Molti muoiono troppo tardi, alcuni troppo presto. Ancor suona strano il precetto: «Muori a tempo opportuno!»
«Certo coloro che non vissero mai a tempo opportuno, come saprebbero morire a tempo opportuno? Meglio varrebbe che non fossero mai nati! — Questo io consiglio agli uomini inutili.
Ma anche costoro dànno una grande importanza alla lor morte: anche la noce vuota vuol essere schiacciata con rumore.
Tutti fanno della morte una cosa importante; nessuno ancora la considera come una festa. Ancor gli uomini non appresero il modo di celebrare le feste più belle.
Io vi mostro la morte di colui che ha assolto il suo còmpito; la quale diverrà per i superstiti uno stimolo e un voto.
Chi ha soddisfatto al suo còmpito muore da vittorioso, circondato da speranti e da giuranti.
Così dovrebbesi imparare a morire; e non ci dovrebb’essere festa, nella quale un morente di tal sorta non auspicasse ai giuramenti di chi gli sopravvive!
Morire così è la più bella delle cose: la seconda è morire in battaglia e prodigare un’anima grande.
Ma al combattente come al vittorioso è odiosa la vostra morte sogghignante, che giunge strisciando simile a un ladro — mentre pur viene quale signora.
Io esalto la mia morte: la morte libera che viene a me perchè io la voglio.

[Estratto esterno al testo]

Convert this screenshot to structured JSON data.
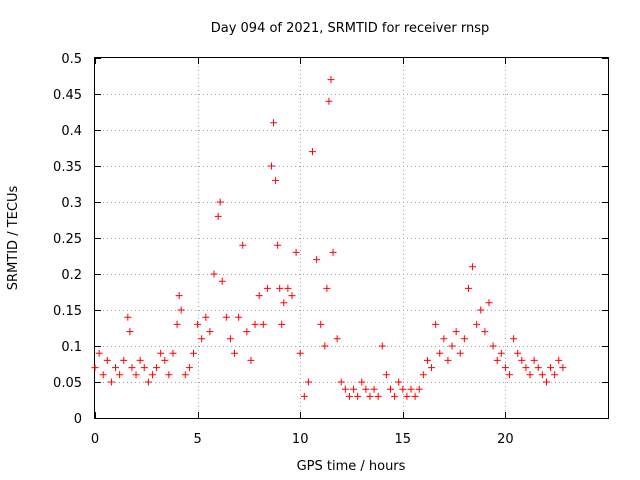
{
  "chart_data": {
    "type": "scatter",
    "title": "Day 094 of 2021, SRMTID for receiver rnsp",
    "xlabel": "GPS time / hours",
    "ylabel": "SRMTID / TECUs",
    "xlim": [
      0,
      25
    ],
    "ylim": [
      0,
      0.5
    ],
    "grid": true,
    "marker": "+",
    "color": "#ff0000",
    "x_ticks": [
      0,
      5,
      10,
      15,
      20
    ],
    "x_tick_labels": [
      "0",
      "5",
      "10",
      "15",
      "20"
    ],
    "y_ticks": [
      0,
      0.05,
      0.1,
      0.15,
      0.2,
      0.25,
      0.3,
      0.35,
      0.4,
      0.45,
      0.5
    ],
    "y_tick_labels": [
      "0",
      "0.05",
      "0.1",
      "0.15",
      "0.2",
      "0.25",
      "0.3",
      "0.35",
      "0.4",
      "0.45",
      "0.5"
    ],
    "series": [
      {
        "name": "SRMTID",
        "x": [
          0.0,
          0.2,
          0.4,
          0.6,
          0.8,
          1.0,
          1.2,
          1.4,
          1.6,
          1.7,
          1.8,
          2.0,
          2.2,
          2.4,
          2.6,
          2.8,
          3.0,
          3.2,
          3.4,
          3.6,
          3.8,
          4.0,
          4.1,
          4.2,
          4.4,
          4.6,
          4.8,
          5.0,
          5.2,
          5.4,
          5.6,
          5.8,
          6.0,
          6.1,
          6.2,
          6.4,
          6.6,
          6.8,
          7.0,
          7.2,
          7.4,
          7.6,
          7.8,
          8.0,
          8.2,
          8.4,
          8.6,
          8.7,
          8.8,
          8.9,
          9.0,
          9.1,
          9.2,
          9.4,
          9.6,
          9.8,
          10.0,
          10.2,
          10.4,
          10.6,
          10.8,
          11.0,
          11.2,
          11.3,
          11.4,
          11.5,
          11.6,
          11.8,
          12.0,
          12.2,
          12.4,
          12.6,
          12.8,
          13.0,
          13.2,
          13.4,
          13.6,
          13.8,
          14.0,
          14.2,
          14.4,
          14.6,
          14.8,
          15.0,
          15.2,
          15.4,
          15.6,
          15.8,
          16.0,
          16.2,
          16.4,
          16.6,
          16.8,
          17.0,
          17.2,
          17.4,
          17.6,
          17.8,
          18.0,
          18.2,
          18.4,
          18.6,
          18.8,
          19.0,
          19.2,
          19.4,
          19.6,
          19.8,
          20.0,
          20.2,
          20.4,
          20.6,
          20.8,
          21.0,
          21.2,
          21.4,
          21.6,
          21.8,
          22.0,
          22.2,
          22.4,
          22.6,
          22.8
        ],
        "y": [
          0.07,
          0.09,
          0.06,
          0.08,
          0.05,
          0.07,
          0.06,
          0.08,
          0.14,
          0.12,
          0.07,
          0.06,
          0.08,
          0.07,
          0.05,
          0.06,
          0.07,
          0.09,
          0.08,
          0.06,
          0.09,
          0.13,
          0.17,
          0.15,
          0.06,
          0.07,
          0.09,
          0.13,
          0.11,
          0.14,
          0.12,
          0.2,
          0.28,
          0.3,
          0.19,
          0.14,
          0.11,
          0.09,
          0.14,
          0.24,
          0.12,
          0.08,
          0.13,
          0.17,
          0.13,
          0.18,
          0.35,
          0.41,
          0.33,
          0.24,
          0.18,
          0.13,
          0.16,
          0.18,
          0.17,
          0.23,
          0.09,
          0.03,
          0.05,
          0.37,
          0.22,
          0.13,
          0.1,
          0.18,
          0.44,
          0.47,
          0.23,
          0.11,
          0.05,
          0.04,
          0.03,
          0.04,
          0.03,
          0.05,
          0.04,
          0.03,
          0.04,
          0.03,
          0.1,
          0.06,
          0.04,
          0.03,
          0.05,
          0.04,
          0.03,
          0.04,
          0.03,
          0.04,
          0.06,
          0.08,
          0.07,
          0.13,
          0.09,
          0.11,
          0.08,
          0.1,
          0.12,
          0.09,
          0.11,
          0.18,
          0.21,
          0.13,
          0.15,
          0.12,
          0.16,
          0.1,
          0.08,
          0.09,
          0.07,
          0.06,
          0.11,
          0.09,
          0.08,
          0.07,
          0.06,
          0.08,
          0.07,
          0.06,
          0.05,
          0.07,
          0.06,
          0.08,
          0.07
        ]
      }
    ]
  }
}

E quando vorrò io? — Chi ha una meta e un erede, vorrà che la morte giunga in tempo opportuno per la meta e l’erede.
E per riverenza verso la meta e l’erede egli non appenderà più corone avvizzite nel tempio della vita.

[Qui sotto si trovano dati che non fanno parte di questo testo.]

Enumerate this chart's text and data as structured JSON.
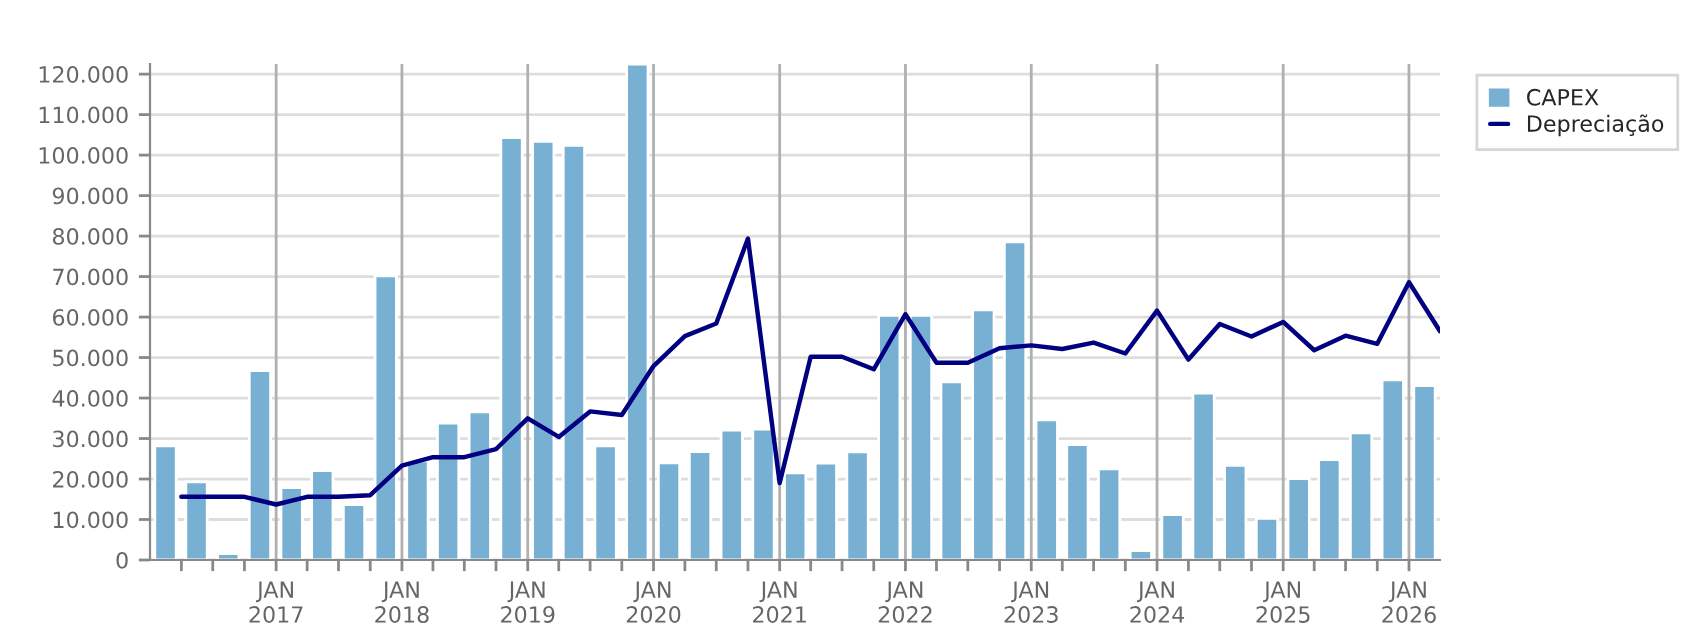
{
  "chart_data": {
    "type": "bar",
    "legend": "top right",
    "grid": true,
    "xlim": [
      "2016-01-01",
      "2026-04-01"
    ],
    "ylim": [
      0,
      122500
    ],
    "xticks": [
      {
        "value": "2016-04-01",
        "label": null
      },
      {
        "value": "2016-07-01",
        "label": null
      },
      {
        "value": "2016-10-01",
        "label": null
      },
      {
        "value": "2017-01-01",
        "label": "JAN\n2017"
      },
      {
        "value": "2017-04-01",
        "label": null
      },
      {
        "value": "2017-07-01",
        "label": null
      },
      {
        "value": "2017-10-01",
        "label": null
      },
      {
        "value": "2018-01-01",
        "label": "JAN\n2018"
      },
      {
        "value": "2018-04-01",
        "label": null
      },
      {
        "value": "2018-07-01",
        "label": null
      },
      {
        "value": "2018-10-01",
        "label": null
      },
      {
        "value": "2019-01-01",
        "label": "JAN\n2019"
      },
      {
        "value": "2019-04-01",
        "label": null
      },
      {
        "value": "2019-07-01",
        "label": null
      },
      {
        "value": "2019-10-01",
        "label": null
      },
      {
        "value": "2020-01-01",
        "label": "JAN\n2020"
      },
      {
        "value": "2020-04-01",
        "label": null
      },
      {
        "value": "2020-07-01",
        "label": null
      },
      {
        "value": "2020-10-01",
        "label": null
      },
      {
        "value": "2021-01-01",
        "label": "JAN\n2021"
      },
      {
        "value": "2021-04-01",
        "label": null
      },
      {
        "value": "2021-07-01",
        "label": null
      },
      {
        "value": "2021-10-01",
        "label": null
      },
      {
        "value": "2022-01-01",
        "label": "JAN\n2022"
      },
      {
        "value": "2022-04-01",
        "label": null
      },
      {
        "value": "2022-07-01",
        "label": null
      },
      {
        "value": "2022-10-01",
        "label": null
      },
      {
        "value": "2023-01-01",
        "label": "JAN\n2023"
      },
      {
        "value": "2023-04-01",
        "label": null
      },
      {
        "value": "2023-07-01",
        "label": null
      },
      {
        "value": "2023-10-01",
        "label": null
      },
      {
        "value": "2024-01-01",
        "label": "JAN\n2024"
      },
      {
        "value": "2024-04-01",
        "label": null
      },
      {
        "value": "2024-07-01",
        "label": null
      },
      {
        "value": "2024-10-01",
        "label": null
      },
      {
        "value": "2025-01-01",
        "label": "JAN\n2025"
      },
      {
        "value": "2025-04-01",
        "label": null
      },
      {
        "value": "2025-07-01",
        "label": null
      },
      {
        "value": "2025-10-01",
        "label": null
      },
      {
        "value": "2026-01-01",
        "label": "JAN\n2026"
      }
    ],
    "yticks": [
      {
        "value": 0,
        "label": "0"
      },
      {
        "value": 10000,
        "label": "10.000"
      },
      {
        "value": 20000,
        "label": "20.000"
      },
      {
        "value": 30000,
        "label": "30.000"
      },
      {
        "value": 40000,
        "label": "40.000"
      },
      {
        "value": 50000,
        "label": "50.000"
      },
      {
        "value": 60000,
        "label": "60.000"
      },
      {
        "value": 70000,
        "label": "70.000"
      },
      {
        "value": 80000,
        "label": "80.000"
      },
      {
        "value": 90000,
        "label": "90.000"
      },
      {
        "value": 100000,
        "label": "100.000"
      },
      {
        "value": 110000,
        "label": "110.000"
      },
      {
        "value": 120000,
        "label": "120.000"
      }
    ],
    "series": [
      {
        "name": "CAPEX",
        "color": "#78b0d3",
        "x": [
          "2016-02-15",
          "2016-05-15",
          "2016-08-15",
          "2016-11-15",
          "2017-02-15",
          "2017-05-15",
          "2017-08-15",
          "2017-11-15",
          "2018-02-15",
          "2018-05-15",
          "2018-08-15",
          "2018-11-15",
          "2019-02-15",
          "2019-05-15",
          "2019-08-15",
          "2019-11-15",
          "2020-02-15",
          "2020-05-15",
          "2020-08-15",
          "2020-11-15",
          "2021-02-15",
          "2021-05-15",
          "2021-08-15",
          "2021-11-15",
          "2022-02-15",
          "2022-05-15",
          "2022-08-15",
          "2022-11-15",
          "2023-02-15",
          "2023-05-15",
          "2023-08-15",
          "2023-11-15",
          "2024-02-15",
          "2024-05-15",
          "2024-08-15",
          "2024-11-15",
          "2025-02-15",
          "2025-05-15",
          "2025-08-15",
          "2025-11-15",
          "2026-02-15"
        ],
        "values": [
          28200,
          19300,
          1600,
          46800,
          17900,
          22100,
          13700,
          70200,
          24500,
          33800,
          36600,
          104300,
          103400,
          102400,
          28200,
          122500,
          24000,
          26800,
          32100,
          32300,
          21500,
          23900,
          26700,
          60400,
          60400,
          44000,
          61800,
          78600,
          34600,
          28500,
          22500,
          2300,
          11200,
          41200,
          23400,
          10300,
          20100,
          24800,
          31400,
          44500,
          43100
        ]
      },
      {
        "name": "Depreciação",
        "type": "line",
        "color": "#000080",
        "x": [
          "2016-04-01",
          "2016-07-01",
          "2016-10-01",
          "2017-01-01",
          "2017-04-01",
          "2017-07-01",
          "2017-10-01",
          "2018-01-01",
          "2018-04-01",
          "2018-07-01",
          "2018-10-01",
          "2019-01-01",
          "2019-04-01",
          "2019-07-01",
          "2019-10-01",
          "2020-01-01",
          "2020-04-01",
          "2020-07-01",
          "2020-10-01",
          "2021-01-01",
          "2021-04-01",
          "2021-07-01",
          "2021-10-01",
          "2022-01-01",
          "2022-04-01",
          "2022-07-01",
          "2022-10-01",
          "2023-01-01",
          "2023-04-01",
          "2023-07-01",
          "2023-10-01",
          "2024-01-01",
          "2024-04-01",
          "2024-07-01",
          "2024-10-01",
          "2025-01-01",
          "2025-04-01",
          "2025-07-01",
          "2025-10-01",
          "2026-01-01",
          "2026-04-01"
        ],
        "values": [
          15600,
          15600,
          15600,
          13700,
          15600,
          15600,
          16000,
          23300,
          25400,
          25400,
          27400,
          35000,
          30400,
          36700,
          35800,
          47900,
          55300,
          58400,
          79400,
          19000,
          50200,
          50200,
          47100,
          60700,
          48700,
          48700,
          52300,
          53000,
          52100,
          53700,
          51000,
          61600,
          49500,
          58300,
          55200,
          58800,
          51800,
          55400,
          53400,
          68600,
          56500
        ]
      }
    ]
  }
}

In verità non voglio somigliare ai cordaiuoli: i quali allungano le loro fila arretrando.
Tale v’ha che divien troppo vecchio per le stesse sue verità e per le sue vittorie; una bocca sdentata non ha più il diritto di pronunciare tutte le verità.
Chi aspira alla gloria deve sapersi separare per tempo dall’onore e apprender l’arte difficile dello scomparire a tempo.
Bisogna finire di lasciarsi mangiare quando a punto gli altri incominciano a trovar in ciò il maggior gusto: ciò sanno coloro che vogliono essere amati lungamente.
Ci sono certamente mele immature cui è destino l’attendere sino all’ultimo giorno d’autunno, e in una sola volta diventano mature, gialle e aggrinzite.
In taluni invecchia prima il cuore, in altri lo spirito. E alcuni sono vecchi nella loro gioventù; ma chi tardi diventa giovane si conserva tale più a lungo.
Per alcuni la vita è un insuccesso: un verme velenoso si apprende al loro cuore e lo rode. Provvedano essi a una bella morte.
Taluno non diventa mai dolce; ed è pudrido già nell’estate. La viltà solo lo tiene attaccato al suo ramo.
Molti sono quelli che troppo a lungo stanno attaccati al proprio ramo. Potesse sopraggiungere un uragano che abbattesse dall’albero tutto ciò che è putrido e corroso dai vermi!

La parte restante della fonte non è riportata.